One of those daughters, Candace Eloph, decided to share the story of her lost brother while chatting with her neighbor, 32-year-old Jamie Wheat. The two have been living across the street from one another in Shreveport, Louisiana, for more than two years. She told Wheat that her red-haired mother was 16 when she gave up a boy for adoption. Wheat told Eloph that he was adopted, and that his red-haired birth mother was 16 when she gave him up.

On CBS’ “The Early Show,” the siblings said that as they discovered more coincidences, they began to feel strongly that they were siblings. A DNA test confirmed their suspicions. All parties involved are overjoyed. Wheat’s adoptive mother told the local news station KTBS that, “It just almost knocked me out for the joy.”

Cottrell told CBS that she may move back to Louisiana to be with her children, and Wheat said, “I feel like a weight has been lifted off me.”

Related Topic: Lost relatives found

In England, a similar scenario played out when an elderly brother and sister who had not seen each other since they were in their twenties discovered that they were living four miles apart.
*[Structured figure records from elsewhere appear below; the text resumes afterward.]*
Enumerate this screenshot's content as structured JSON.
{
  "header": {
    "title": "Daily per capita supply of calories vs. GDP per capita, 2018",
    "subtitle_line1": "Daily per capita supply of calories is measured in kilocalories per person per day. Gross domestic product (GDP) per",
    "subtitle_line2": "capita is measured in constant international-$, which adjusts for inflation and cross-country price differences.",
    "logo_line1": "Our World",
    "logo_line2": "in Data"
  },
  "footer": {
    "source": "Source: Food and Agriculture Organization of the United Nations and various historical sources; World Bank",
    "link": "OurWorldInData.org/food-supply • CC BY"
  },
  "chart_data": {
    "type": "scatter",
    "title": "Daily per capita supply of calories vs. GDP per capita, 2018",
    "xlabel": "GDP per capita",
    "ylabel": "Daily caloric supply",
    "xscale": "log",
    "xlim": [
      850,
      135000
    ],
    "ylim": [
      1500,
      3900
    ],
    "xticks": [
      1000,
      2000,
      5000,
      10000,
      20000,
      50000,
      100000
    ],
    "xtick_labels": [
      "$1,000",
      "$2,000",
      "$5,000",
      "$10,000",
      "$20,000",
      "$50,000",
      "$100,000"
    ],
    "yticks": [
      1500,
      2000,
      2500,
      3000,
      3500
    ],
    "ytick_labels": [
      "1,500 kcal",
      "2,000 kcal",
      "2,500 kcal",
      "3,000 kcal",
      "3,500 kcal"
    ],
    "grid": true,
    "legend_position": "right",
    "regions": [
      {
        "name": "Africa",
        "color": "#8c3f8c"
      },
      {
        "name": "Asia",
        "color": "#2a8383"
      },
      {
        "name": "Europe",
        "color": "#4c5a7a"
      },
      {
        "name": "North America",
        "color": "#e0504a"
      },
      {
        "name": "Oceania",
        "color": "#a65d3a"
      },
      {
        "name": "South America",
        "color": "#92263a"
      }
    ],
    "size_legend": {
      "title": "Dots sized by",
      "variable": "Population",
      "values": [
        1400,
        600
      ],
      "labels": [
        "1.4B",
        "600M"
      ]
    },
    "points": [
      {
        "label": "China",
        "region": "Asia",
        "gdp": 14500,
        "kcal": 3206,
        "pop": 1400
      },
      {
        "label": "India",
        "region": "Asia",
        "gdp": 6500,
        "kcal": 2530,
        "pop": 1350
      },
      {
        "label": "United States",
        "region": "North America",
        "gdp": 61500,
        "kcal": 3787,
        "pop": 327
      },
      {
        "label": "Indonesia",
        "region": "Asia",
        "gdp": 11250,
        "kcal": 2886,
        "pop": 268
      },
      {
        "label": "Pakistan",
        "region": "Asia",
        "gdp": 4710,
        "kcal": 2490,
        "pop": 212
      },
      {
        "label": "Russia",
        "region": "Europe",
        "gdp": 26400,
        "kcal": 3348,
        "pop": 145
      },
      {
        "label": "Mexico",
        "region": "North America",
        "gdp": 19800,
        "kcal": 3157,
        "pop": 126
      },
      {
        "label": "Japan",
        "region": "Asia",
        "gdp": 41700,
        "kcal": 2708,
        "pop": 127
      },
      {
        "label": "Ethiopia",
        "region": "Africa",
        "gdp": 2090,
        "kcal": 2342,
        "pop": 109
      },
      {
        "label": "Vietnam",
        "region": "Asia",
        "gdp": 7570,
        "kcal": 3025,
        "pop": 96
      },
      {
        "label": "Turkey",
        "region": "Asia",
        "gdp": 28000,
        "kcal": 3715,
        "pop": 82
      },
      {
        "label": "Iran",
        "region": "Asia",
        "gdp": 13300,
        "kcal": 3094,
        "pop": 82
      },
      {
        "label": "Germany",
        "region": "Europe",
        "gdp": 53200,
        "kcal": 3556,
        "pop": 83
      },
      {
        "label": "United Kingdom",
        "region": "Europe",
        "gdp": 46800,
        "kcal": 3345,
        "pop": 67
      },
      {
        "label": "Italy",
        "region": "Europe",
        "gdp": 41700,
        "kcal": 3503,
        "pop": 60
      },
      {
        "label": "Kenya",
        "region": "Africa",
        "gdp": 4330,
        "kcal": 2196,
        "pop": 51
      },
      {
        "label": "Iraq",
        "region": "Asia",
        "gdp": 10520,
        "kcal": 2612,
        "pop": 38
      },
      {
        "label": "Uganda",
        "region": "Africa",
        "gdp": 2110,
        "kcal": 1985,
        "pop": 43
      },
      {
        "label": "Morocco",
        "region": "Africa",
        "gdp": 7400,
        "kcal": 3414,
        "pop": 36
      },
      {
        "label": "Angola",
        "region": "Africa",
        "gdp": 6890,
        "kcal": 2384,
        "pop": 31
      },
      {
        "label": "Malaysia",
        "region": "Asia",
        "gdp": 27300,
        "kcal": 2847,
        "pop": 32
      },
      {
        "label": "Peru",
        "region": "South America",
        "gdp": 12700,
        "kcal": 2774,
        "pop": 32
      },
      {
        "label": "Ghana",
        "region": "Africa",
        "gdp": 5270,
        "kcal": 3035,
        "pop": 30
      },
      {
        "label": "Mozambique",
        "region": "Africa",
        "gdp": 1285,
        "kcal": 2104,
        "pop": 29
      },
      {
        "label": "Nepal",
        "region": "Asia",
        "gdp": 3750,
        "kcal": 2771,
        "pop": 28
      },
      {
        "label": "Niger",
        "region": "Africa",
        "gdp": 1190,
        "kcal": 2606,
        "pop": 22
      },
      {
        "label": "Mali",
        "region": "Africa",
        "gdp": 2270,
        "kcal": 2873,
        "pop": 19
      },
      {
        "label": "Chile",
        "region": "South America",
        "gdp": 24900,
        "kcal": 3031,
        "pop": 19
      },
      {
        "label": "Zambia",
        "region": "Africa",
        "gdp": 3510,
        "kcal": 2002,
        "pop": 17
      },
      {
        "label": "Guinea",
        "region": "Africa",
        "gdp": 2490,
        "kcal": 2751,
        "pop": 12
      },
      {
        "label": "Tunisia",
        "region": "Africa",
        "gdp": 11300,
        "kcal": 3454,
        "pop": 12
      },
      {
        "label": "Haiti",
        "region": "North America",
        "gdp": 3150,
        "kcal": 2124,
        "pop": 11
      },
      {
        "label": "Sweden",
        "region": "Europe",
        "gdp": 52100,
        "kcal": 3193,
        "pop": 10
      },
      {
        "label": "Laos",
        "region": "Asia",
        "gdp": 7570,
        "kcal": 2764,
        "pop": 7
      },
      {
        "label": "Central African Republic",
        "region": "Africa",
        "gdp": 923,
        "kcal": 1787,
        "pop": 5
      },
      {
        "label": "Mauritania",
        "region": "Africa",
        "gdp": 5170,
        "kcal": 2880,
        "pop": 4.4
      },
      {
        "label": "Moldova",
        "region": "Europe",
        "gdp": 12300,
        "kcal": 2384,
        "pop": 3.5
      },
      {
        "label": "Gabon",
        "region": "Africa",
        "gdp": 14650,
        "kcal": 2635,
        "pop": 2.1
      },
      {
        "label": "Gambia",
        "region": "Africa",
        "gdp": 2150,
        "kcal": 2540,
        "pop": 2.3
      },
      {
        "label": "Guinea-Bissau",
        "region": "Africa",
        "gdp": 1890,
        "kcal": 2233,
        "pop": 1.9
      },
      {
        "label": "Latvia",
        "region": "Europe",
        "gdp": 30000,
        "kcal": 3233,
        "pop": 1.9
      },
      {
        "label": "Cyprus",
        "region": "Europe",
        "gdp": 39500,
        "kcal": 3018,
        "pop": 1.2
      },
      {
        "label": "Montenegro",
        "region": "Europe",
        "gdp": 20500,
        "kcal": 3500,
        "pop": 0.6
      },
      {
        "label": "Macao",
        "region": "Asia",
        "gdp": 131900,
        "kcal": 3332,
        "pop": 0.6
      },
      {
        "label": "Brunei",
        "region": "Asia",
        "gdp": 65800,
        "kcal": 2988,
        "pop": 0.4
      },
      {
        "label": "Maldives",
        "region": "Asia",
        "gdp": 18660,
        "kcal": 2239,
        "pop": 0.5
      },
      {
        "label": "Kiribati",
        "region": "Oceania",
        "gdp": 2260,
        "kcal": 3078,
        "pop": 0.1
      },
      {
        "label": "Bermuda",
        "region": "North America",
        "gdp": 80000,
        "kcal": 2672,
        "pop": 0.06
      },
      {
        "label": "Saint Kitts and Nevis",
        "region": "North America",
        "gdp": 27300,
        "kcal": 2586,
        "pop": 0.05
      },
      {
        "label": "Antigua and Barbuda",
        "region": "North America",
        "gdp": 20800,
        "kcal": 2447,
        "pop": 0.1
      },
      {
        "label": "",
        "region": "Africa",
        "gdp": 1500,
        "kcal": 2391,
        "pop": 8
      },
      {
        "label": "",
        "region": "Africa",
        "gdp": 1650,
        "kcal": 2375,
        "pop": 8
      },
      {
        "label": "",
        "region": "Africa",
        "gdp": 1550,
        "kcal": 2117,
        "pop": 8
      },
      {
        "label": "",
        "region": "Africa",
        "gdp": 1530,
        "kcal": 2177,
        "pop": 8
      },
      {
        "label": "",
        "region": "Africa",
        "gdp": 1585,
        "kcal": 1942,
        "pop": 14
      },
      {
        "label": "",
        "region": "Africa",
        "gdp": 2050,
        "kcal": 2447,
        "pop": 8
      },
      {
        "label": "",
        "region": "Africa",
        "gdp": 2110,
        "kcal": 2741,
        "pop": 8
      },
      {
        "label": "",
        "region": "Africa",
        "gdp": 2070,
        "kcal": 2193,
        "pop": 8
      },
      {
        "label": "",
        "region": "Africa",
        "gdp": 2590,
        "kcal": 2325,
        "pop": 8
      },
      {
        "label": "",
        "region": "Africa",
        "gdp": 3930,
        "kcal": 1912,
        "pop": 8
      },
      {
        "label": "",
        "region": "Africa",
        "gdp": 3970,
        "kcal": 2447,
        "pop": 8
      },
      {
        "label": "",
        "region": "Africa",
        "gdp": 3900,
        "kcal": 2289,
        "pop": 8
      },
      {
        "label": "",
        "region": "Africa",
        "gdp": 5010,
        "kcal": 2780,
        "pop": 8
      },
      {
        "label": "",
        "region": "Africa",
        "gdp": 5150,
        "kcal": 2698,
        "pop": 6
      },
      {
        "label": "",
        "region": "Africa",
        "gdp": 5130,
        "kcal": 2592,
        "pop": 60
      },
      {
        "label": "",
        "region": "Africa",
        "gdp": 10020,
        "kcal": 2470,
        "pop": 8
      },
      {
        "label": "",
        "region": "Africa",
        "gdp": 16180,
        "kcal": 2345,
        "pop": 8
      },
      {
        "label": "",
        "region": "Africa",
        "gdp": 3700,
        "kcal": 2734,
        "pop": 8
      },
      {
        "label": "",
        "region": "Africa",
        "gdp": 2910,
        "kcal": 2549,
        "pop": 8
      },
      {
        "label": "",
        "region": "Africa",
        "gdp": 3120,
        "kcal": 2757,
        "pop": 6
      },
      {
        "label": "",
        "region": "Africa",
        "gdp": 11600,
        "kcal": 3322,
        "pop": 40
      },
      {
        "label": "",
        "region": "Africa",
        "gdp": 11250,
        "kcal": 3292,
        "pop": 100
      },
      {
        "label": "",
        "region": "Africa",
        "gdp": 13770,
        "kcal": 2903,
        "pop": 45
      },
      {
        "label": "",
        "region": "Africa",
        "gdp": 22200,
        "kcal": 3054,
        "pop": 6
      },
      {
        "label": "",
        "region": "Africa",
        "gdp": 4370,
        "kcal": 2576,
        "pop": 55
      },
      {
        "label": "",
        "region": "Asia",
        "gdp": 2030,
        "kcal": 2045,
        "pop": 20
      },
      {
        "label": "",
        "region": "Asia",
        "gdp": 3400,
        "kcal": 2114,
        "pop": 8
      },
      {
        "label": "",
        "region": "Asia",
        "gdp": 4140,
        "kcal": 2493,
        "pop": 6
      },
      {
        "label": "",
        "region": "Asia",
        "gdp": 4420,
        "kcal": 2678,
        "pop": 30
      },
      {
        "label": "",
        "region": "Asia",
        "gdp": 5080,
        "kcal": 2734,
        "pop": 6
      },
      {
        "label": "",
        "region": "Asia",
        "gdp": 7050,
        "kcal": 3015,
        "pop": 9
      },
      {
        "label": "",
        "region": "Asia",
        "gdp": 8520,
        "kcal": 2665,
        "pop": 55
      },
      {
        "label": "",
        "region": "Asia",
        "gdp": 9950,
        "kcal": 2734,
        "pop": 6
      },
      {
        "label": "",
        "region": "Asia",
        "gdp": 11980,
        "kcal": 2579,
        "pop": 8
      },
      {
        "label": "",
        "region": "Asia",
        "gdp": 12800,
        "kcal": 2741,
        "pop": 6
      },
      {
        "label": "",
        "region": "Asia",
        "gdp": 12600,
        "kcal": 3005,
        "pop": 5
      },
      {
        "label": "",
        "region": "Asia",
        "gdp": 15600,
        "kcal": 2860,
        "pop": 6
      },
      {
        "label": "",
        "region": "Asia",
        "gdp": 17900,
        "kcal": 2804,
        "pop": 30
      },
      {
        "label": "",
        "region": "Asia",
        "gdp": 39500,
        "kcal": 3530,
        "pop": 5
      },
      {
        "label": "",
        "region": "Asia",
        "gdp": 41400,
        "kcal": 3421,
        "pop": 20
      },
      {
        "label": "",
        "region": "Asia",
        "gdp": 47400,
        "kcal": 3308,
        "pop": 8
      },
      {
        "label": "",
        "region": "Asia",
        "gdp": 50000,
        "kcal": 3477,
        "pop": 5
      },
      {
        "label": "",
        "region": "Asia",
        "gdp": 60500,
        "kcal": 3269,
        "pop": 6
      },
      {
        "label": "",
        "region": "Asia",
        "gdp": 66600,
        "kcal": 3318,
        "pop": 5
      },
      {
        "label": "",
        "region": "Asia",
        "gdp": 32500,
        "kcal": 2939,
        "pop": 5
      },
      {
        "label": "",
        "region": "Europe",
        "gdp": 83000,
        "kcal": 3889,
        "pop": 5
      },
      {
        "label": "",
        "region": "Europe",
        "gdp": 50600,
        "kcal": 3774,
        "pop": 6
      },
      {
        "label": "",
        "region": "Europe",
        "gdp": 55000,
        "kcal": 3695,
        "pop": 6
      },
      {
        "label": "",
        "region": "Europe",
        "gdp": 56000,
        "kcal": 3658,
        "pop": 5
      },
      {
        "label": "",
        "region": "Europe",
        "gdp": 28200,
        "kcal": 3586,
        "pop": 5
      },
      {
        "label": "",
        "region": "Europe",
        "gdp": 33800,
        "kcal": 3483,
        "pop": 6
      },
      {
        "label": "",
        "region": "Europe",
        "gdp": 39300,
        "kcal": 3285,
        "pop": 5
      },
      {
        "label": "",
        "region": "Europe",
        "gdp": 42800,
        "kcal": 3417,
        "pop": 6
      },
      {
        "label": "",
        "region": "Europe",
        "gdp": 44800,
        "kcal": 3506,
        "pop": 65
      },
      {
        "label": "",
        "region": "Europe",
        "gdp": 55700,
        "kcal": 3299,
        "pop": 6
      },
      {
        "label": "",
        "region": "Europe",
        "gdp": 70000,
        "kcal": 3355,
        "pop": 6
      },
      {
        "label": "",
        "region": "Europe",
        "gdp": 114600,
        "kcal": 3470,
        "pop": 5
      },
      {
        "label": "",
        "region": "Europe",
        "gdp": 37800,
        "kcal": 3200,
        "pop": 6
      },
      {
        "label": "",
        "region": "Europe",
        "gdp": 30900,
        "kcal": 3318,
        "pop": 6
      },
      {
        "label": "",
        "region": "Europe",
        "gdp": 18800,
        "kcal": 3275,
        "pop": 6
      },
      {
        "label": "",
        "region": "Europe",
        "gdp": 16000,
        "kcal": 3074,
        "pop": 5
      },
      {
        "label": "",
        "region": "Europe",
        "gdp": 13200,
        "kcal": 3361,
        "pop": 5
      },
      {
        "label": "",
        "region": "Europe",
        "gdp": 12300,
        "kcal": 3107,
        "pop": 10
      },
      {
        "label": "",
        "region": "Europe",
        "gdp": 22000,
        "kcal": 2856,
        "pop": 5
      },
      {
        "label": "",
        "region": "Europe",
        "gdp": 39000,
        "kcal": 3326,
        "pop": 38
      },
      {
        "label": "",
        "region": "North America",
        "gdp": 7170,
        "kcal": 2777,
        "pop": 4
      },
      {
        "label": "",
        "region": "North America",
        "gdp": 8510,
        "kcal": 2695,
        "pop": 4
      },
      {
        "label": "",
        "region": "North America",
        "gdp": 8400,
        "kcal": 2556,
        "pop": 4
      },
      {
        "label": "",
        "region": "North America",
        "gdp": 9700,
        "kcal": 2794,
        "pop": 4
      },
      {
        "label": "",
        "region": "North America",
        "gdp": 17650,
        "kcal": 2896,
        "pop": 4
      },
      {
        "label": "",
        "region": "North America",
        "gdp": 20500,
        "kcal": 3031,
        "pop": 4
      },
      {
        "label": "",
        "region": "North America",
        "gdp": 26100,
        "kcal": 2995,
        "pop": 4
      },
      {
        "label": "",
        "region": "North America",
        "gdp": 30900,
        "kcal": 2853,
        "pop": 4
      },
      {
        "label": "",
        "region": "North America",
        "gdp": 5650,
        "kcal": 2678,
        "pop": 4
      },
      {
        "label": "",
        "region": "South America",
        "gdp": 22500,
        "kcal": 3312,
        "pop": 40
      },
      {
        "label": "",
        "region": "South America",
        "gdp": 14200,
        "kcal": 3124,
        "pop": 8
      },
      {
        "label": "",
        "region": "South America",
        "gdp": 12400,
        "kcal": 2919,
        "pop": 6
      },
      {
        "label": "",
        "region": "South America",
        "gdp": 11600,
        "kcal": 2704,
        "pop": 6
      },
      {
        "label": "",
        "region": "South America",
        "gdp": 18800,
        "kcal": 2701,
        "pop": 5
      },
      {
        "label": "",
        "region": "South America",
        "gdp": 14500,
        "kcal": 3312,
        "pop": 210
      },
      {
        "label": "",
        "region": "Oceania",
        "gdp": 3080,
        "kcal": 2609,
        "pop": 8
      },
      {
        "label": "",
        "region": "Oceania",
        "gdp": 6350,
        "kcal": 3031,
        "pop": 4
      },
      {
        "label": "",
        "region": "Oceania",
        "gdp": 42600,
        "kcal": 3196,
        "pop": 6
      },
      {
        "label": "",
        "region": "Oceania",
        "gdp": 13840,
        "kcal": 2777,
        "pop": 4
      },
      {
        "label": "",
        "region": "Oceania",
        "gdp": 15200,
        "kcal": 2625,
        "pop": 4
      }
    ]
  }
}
The brother, George Culwick, 87, began traveling when he was younger and lost track of his sister, Lucy Heenan, 88. He had absolutely no idea where she was, the Telegraph reported, until he discovered at a family ancestry meeting that up until a few years ago, she had been living four miles away from him.

In Oregon, two women who were switched at birth found one another nearly 60 years later and took DNA tests to determine their true parentage. An elderly woman who had known the mother of one of them suggested the test. Normally, switched-at-birth situations are traumatic, but DeeAnn Angell Shafer and Kay Rene Qualls call each other “swisters” and have become good friends.

For those who don’t find their adoptive families by accident, the Internet may be able to fill in the blanks. Many adoptees have found their birth families using the Web.